A synopsis on "Expectations of a Muslim Student" parts 1 and 2 (supplemental episodes 5 and 6)

In these important episodes, two female Muslim college students share their experiences with us. I have not put any of my own opinion into these bullet points.I think these young women have the right to their own stories. --Mike-- 

  • How do you deal with parents who don't trust you as a female Muslim student in college? Be patient. It takes time. You need to form a real relationship with your parents because daughters all too often hide way too much from their Muslim parents because the parents just don't understand. Muslim fathers come from a very different culture than these daughters. You can't fix your parents. Arguing with your parents is hard. If you stay calm, your parent might come around to your side. There's a lot of stress dealing with parents. Is the fight really worth it?  Is the grudge match really worth it? Value the people you have in your life. 

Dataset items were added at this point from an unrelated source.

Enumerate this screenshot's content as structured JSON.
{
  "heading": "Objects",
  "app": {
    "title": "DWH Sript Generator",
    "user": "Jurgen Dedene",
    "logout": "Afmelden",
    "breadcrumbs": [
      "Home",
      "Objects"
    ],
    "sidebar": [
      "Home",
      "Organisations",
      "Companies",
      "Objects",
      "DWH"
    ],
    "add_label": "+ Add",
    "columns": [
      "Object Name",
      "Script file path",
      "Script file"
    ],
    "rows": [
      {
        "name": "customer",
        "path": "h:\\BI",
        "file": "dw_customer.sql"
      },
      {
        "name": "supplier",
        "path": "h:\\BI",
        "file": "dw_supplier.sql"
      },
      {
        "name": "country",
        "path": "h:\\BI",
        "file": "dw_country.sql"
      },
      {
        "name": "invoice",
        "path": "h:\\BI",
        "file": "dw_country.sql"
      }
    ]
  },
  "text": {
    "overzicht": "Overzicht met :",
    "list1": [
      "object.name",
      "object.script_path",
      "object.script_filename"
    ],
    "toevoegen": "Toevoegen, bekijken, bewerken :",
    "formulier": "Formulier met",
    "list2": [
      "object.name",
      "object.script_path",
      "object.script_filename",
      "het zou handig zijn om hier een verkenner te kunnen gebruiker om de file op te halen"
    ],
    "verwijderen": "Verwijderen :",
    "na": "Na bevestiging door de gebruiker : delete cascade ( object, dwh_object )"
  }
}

  • How are you different in the house versus school? Keep your boundaries--don't talk about guys all the time around your parents. Try not to change your personality too much at home. Your parents need to accept you for who you are. There are two different kinds of stresses--school stress and home stress. Sometimes parents don't understand about the stresses of college life. 
  • Is there a responsiblity to help educate others about Islam? If they wear the hijab, they are more visible as Muslims and have to be prepared to answer questions about their religion, even if they don't really want to. If they don't wear the hijab, then they have to answer questions about why they don't wear the hijab, which is equally frustrating. 
  • What kind of pressure does your family put on you? There is the expectation that they need to choose one of three careers: doctors, lawyers, or engineers. It's hard to choose a different major and make the family understand it's importance. There is also the pressure that parents put on them because they gave up their life in the home country to come here to the United States.